Aside from getting your friend's permission first if you're planning to include them in the photography, Brian also emphasised to "make sure they pose naturally, else that awkward hand is going to get more attention than the food itself." If capturing an action such as pouring and sprinkling, he recommended shooting in burst or continuous mode. It's difficult to do a take two in these kinds of photos, and doing multiple shots help ensure you'd have at least one decent and clear snap.
Tip #6: Focus on the food
Finally and most importantly, as Mark and Bianca emphasised, remember: "Food is always the hero." It doesn't matter if you have such great hand modelling skills or you have props that heighten your photo's aesthetic if, ultimately, they take the attention away from your fare. Even Brian agreed, saying, "Sometimes, just letting the star take centre-stage works best." Going with minimal framing won't do you wrong.
When you do this, Mark and Bianca said, "Make sure to feature the food's sexy side. Let your readers drool every single time." If you're having a quarter pounder with four kinds of cheese melting on its juicy patty, then capture it through an angle that helps show these qualities best.
Tip #7: Make your edits
When all the shooting's done, and after you've finally munched on your meal, take a bit of time to do some editing prior to posting. After all, as Soo Yin said: "The magic wand for all photography is obviously the use of editing software. While your gears determine the quality of the images, post-editing determines how it should look better with manipulation of tones and colours." Her personal go-to is Adobe Lightroom, where she can easily make changes with the colour and lighting to highlight the dish better. "A simple vignette would draw focus to the middle and increasing colour saturation," she said. It can be great to make the colours pop, as was the case in the picture above that was shot on mobile with no artificial light.

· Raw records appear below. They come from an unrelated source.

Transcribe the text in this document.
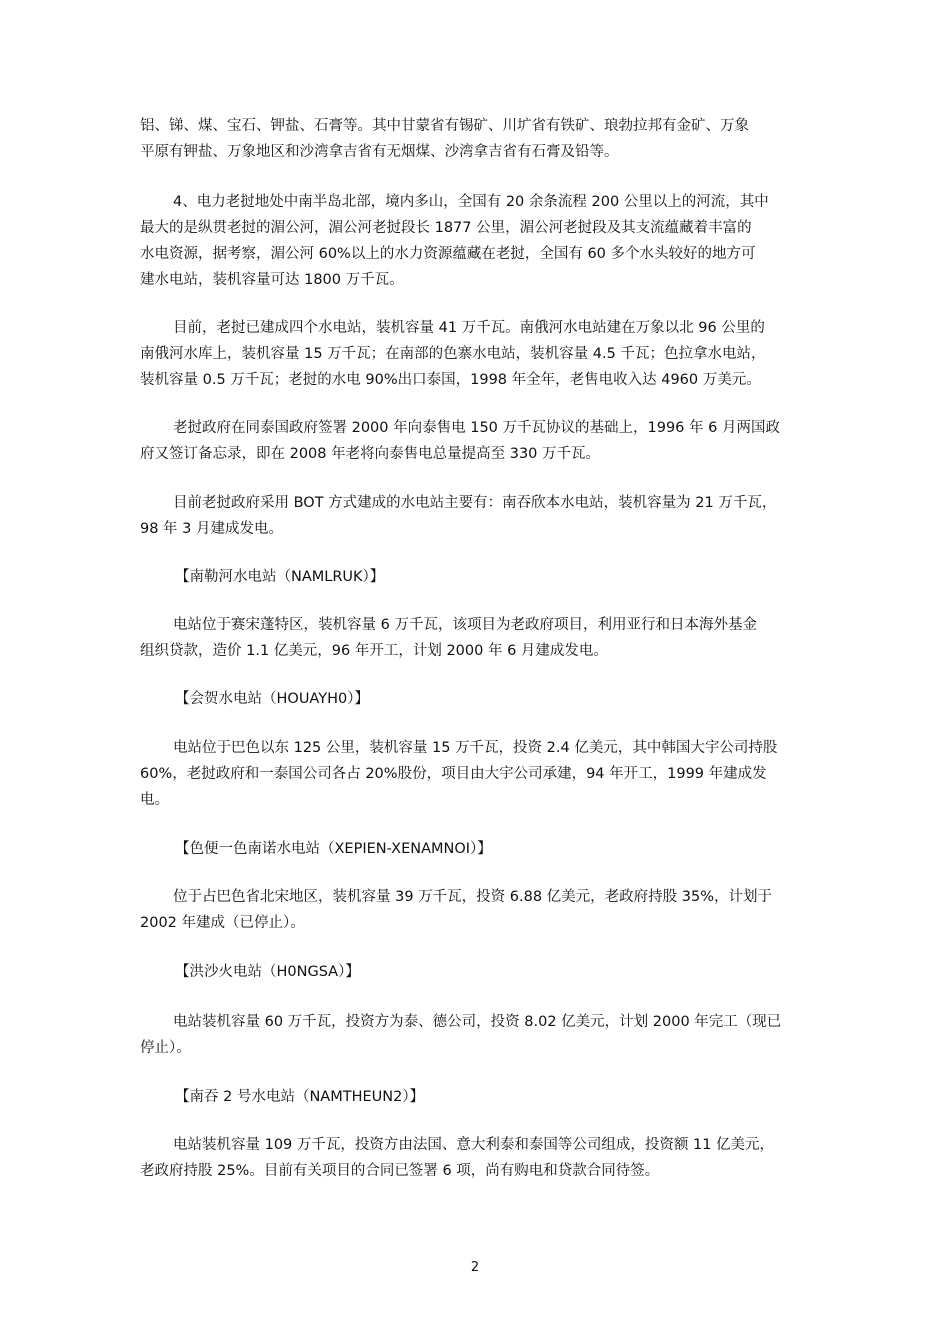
铝、锑、煤、宝石、钾盐、石膏等。其中甘蒙省有锡矿、川圹省有铁矿、琅勃拉邦有金矿、万象
平原有钾盐、万象地区和沙湾拿吉省有无烟煤、沙湾拿吉省有石膏及铅等。

4、电力老挝地处中南半岛北部，境内多山，全国有 20 余条流程 200 公里以上的河流，其中
最大的是纵贯老挝的湄公河，湄公河老挝段长 1877 公里，湄公河老挝段及其支流蕴藏着丰富的
水电资源，据考察，湄公河 60%以上的水力资源蕴藏在老挝，全国有 60 多个水头较好的地方可
建水电站，装机容量可达 1800 万千瓦。

目前，老挝已建成四个水电站，装机容量 41 万千瓦。南俄河水电站建在万象以北 96 公里的
南俄河水库上，装机容量 15 万千瓦；在南部的色寨水电站，装机容量 4.5 千瓦；色拉拿水电站，
装机容量 0.5 万千瓦；老挝的水电 90%出口泰国，1998 年全年，老售电收入达 4960 万美元。

老挝政府在同泰国政府签署 2000 年向泰售电 150 万千瓦协议的基础上，1996 年 6 月两国政
府又签订备忘录，即在 2008 年老将向泰售电总量提高至 330 万千瓦。

目前老挝政府采用 BOT 方式建成的水电站主要有：南吞欣本水电站，装机容量为 21 万千瓦，
98 年 3 月建成发电。

【南勒河水电站（NAMLRUK）】

电站位于赛宋蓬特区，装机容量 6 万千瓦，该项目为老政府项目，利用亚行和日本海外基金
组织贷款，造价 1.1 亿美元，96 年开工，计划 2000 年 6 月建成发电。

【会贺水电站（HOUAYH0）】

电站位于巴色以东 125 公里，装机容量 15 万千瓦，投资 2.4 亿美元，其中韩国大宇公司持股
60%，老挝政府和一泰国公司各占 20%股份，项目由大宇公司承建，94 年开工，1999 年建成发
电。

【色便一色南诺水电站（XEPIEN-XENAMNOI）】

位于占巴色省北宋地区，装机容量 39 万千瓦，投资 6.88 亿美元，老政府持股 35%，计划于
2002 年建成（已停止）。

【洪沙火电站（H0NGSA）】

电站装机容量 60 万千瓦，投资方为泰、德公司，投资 8.02 亿美元，计划 2000 年完工（现已
停止）。

【南吞 2 号水电站（NAMTHEUN2）】

电站装机容量 109 万千瓦，投资方由法国、意大利泰和泰国等公司组成，投资额 11 亿美元，
老政府持股 25%。目前有关项目的合同已签署 6 项，尚有购电和贷款合同待签。

2
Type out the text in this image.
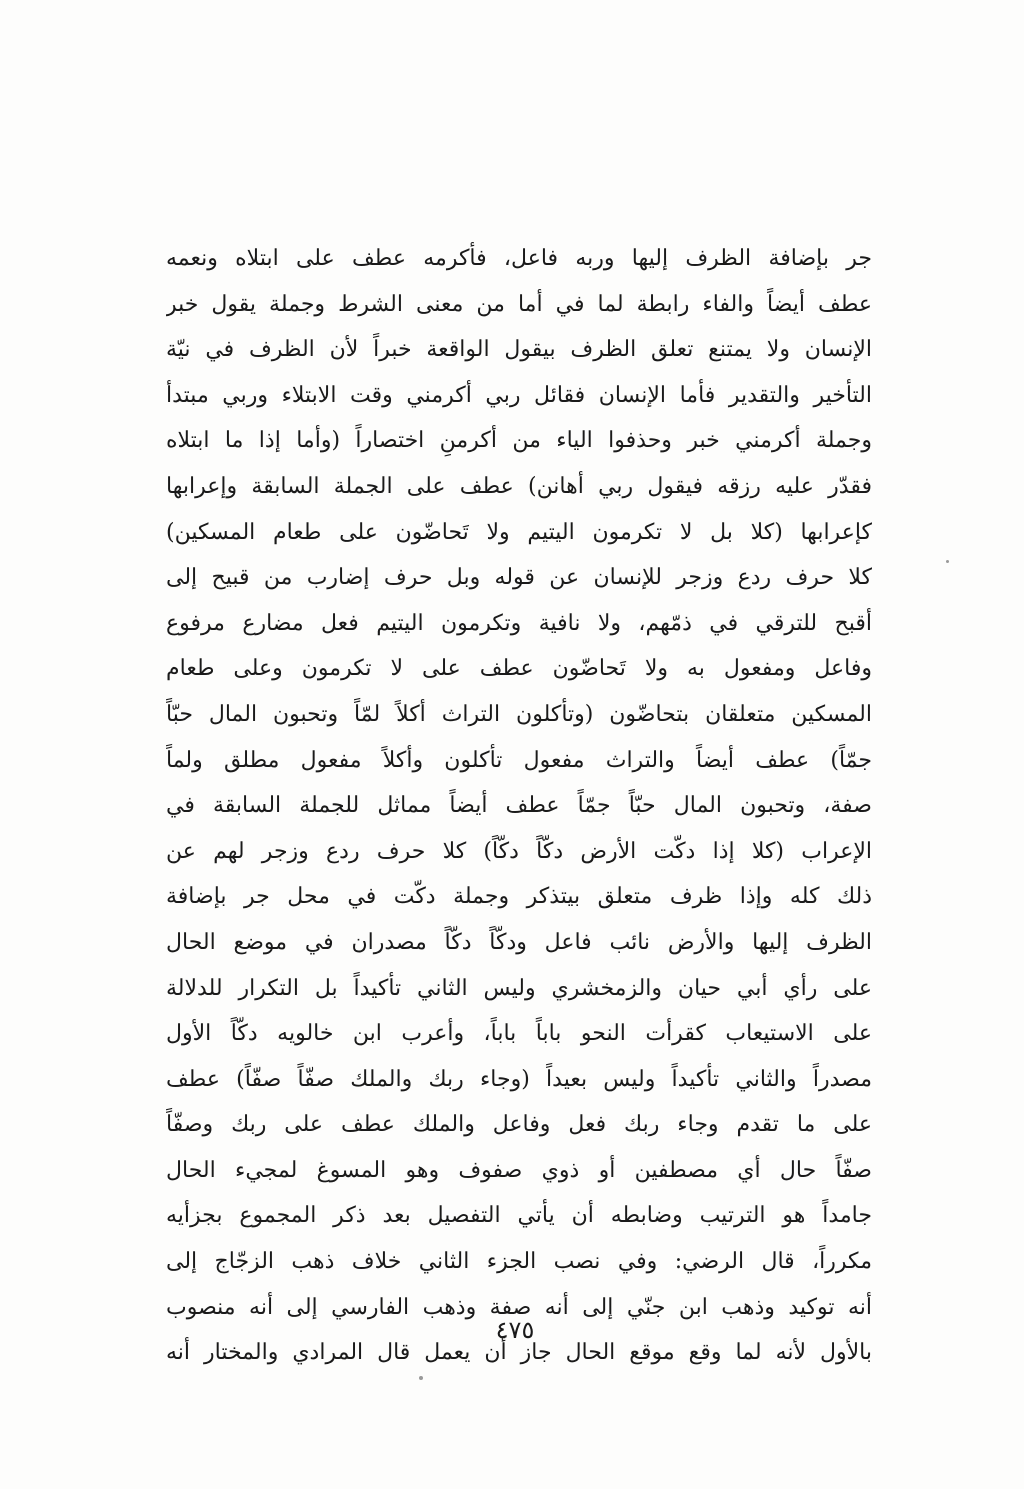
جر بإضافة الظرف إليها وربه فاعل، فأكرمه عطف على ابتلاه ونعمه
عطف أيضاً والفاء رابطة لما في أما من معنى الشرط وجملة يقول خبر
الإنسان ولا يمتنع تعلق الظرف بيقول الواقعة خبراً لأن الظرف في نيّة
التأخير والتقدير فأما الإنسان فقائل ربي أكرمني وقت الابتلاء وربي مبتدأ
وجملة أكرمني خبر وحذفوا الياء من أكرمنِ اختصاراً (وأما إذا ما ابتلاه
فقدّر عليه رزقه فيقول ربي أهانن) عطف على الجملة السابقة وإعرابها
كإعرابها (كلا بل لا تكرمون اليتيم ولا تَحاضّون على طعام المسكين)
كلا حرف ردع وزجر للإنسان عن قوله وبل حرف إضارب من قبيح إلى
أقبح للترقي في ذمّهم، ولا نافية وتكرمون اليتيم فعل مضارع مرفوع
وفاعل ومفعول به ولا تَحاضّون عطف على لا تكرمون وعلى طعام
المسكين متعلقان بتحاضّون (وتأكلون التراث أكلاً لمّاً وتحبون المال حبّاً
جمّاً) عطف أيضاً والتراث مفعول تأكلون وأكلاً مفعول مطلق ولماً
صفة، وتحبون المال حبّاً جمّاً عطف أيضاً مماثل للجملة السابقة في
الإعراب (كلا إذا دكّت الأرض دكّاً دكّاً) كلا حرف ردع وزجر لهم عن
ذلك كله وإذا ظرف متعلق بيتذكر وجملة دكّت في محل جر بإضافة
الظرف إليها والأرض نائب فاعل ودكّاً دكّاً مصدران في موضع الحال
على رأي أبي حيان والزمخشري وليس الثاني تأكيداً بل التكرار للدلالة
على الاستيعاب كقرأت النحو باباً باباً، وأعرب ابن خالويه دكّاً الأول
مصدراً والثاني تأكيداً وليس بعيداً (وجاء ربك والملك صفّاً صفّاً) عطف
على ما تقدم وجاء ربك فعل وفاعل والملك عطف على ربك وصفّاً
صفّاً حال أي مصطفين أو ذوي صفوف وهو المسوغ لمجيء الحال
جامداً هو الترتيب وضابطه أن يأتي التفصيل بعد ذكر المجموع بجزأيه
مكرراً، قال الرضي: وفي نصب الجزء الثاني خلاف ذهب الزجّاج إلى
أنه توكيد وذهب ابن جنّي إلى أنه صفة وذهب الفارسي إلى أنه منصوب
بالأول لأنه لما وقع موقع الحال جاز أن يعمل قال المرادي والمختار أنه
٤٧٥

So, you see, capturing great photos of your food requires a number of careful considerations and — not to mention — effort. The next time you eat out (or order in), keep these food photography tips in mind. As Soo Yin said, "Mastering these basics often not only helps improve the quality of work" but also helps you adapt to the challenge of shooting the variety of foods out there. Take it step by step and you can work towards having an exquisitely appetising grid in no time.